Tocilizumab (anti-IL 6) is a humanized immunoglobulin that blocks receptor binding to IL-6. Randomized controlled trials are underway exploring the use of in efforts to suppress the hyperinflammatory syndrome associated with COVID-19.  Secondary hemophagocytic lymphohistiocytosis (sHLH) has been seen to develop in this patient population and is characterized by fulminant and fatal hypercytokinaemia with multiorgan failure.  This mechanism is also an important component by which patients are developing fulminant myocarditis, an often fatal consequence of COVID-19 in very severe cases. SCCM guidelines state that there is insufficient data to issue a recommendation for or against use of tocilizumab (anti-IL 6) in the treatment of COVID-19 in critically ill adults.

Interferon beta-1a showed no benefit in a well done randomized, controlled trial of ARDS (not specific to COVID-19) (JAMA. 2020;323(8):725-733. doi:10.1001/jama.2019.22525). The SCCM guidelines state that there is insufficient data to issue a recommendation for or against use of interferon in the treatment of COVID-19 in critically ill adults.

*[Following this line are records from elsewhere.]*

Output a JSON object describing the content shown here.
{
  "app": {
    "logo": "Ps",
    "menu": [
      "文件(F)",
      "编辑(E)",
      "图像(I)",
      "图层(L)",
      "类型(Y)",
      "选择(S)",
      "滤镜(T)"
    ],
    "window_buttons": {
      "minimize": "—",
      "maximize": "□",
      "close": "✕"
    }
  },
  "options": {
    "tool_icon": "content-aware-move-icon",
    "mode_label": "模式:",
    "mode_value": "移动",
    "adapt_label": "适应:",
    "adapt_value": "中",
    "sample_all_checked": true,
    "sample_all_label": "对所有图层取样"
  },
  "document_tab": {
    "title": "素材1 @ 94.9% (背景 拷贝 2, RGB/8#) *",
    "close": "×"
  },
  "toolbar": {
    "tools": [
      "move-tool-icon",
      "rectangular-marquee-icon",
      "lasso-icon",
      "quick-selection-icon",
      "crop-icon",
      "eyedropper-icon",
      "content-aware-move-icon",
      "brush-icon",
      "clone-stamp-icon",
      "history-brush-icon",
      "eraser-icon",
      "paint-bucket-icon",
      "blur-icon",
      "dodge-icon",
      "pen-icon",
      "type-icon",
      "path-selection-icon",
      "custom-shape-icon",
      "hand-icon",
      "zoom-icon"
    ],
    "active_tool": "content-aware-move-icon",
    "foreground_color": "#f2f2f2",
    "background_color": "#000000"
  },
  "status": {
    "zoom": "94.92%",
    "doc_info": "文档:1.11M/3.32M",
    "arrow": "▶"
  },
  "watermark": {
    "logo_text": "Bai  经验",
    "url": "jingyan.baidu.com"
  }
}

Hydroxychloroquine (200mg TID) has been suggested as a treatment for COVID-19 (Gautret et al).  However, the study used a surrogate outcome (viral shedding).  Additionally, the patients who deteriorated clinically were all in the hydroxychloroquine group. Finally, although length of stay and mortality were secondary outcomes, they do not report this data. The SCCM guidelines state there is insufficient data to recommend for or against the use of chloroquine or hydroxychloroquine, though many centers are using this in combination with azithromycin for treatment of COVID-19 

ACE-I and Angiotensin-II receptor antagonists (ARBs) have been tried.  The primary route of virus entry into cells seems to be ACE2 receptors which are blocked by ARBs.   However, ARBs upregulate the ACE2 receptor. There is no data suggesting that ARBS or ACE-I worsen outcomes in COVID-19. These medications are not mentioned in the SCCM guidelines.  It is not recommended that patients stop their ACE-I and ARBs.  See European Society of Cardiology statement here.  The American Heart Association, American College of Cardiology and Heart Failure Society of America also recommend against stopping ACE-I and ARBs.

Convalescent serum: A study of five patients with severe disease showed improvement after the use of convalescent serum.  This shows promise but data is very limited.  It is being used on protocol at some hospitals. (JAMA. Published online March 27, 2020. doi:10.1001/jama.2020.4783)

NSAIDS:  There is no evidence that NSAIDS worsen the course or outcome of COVID-19.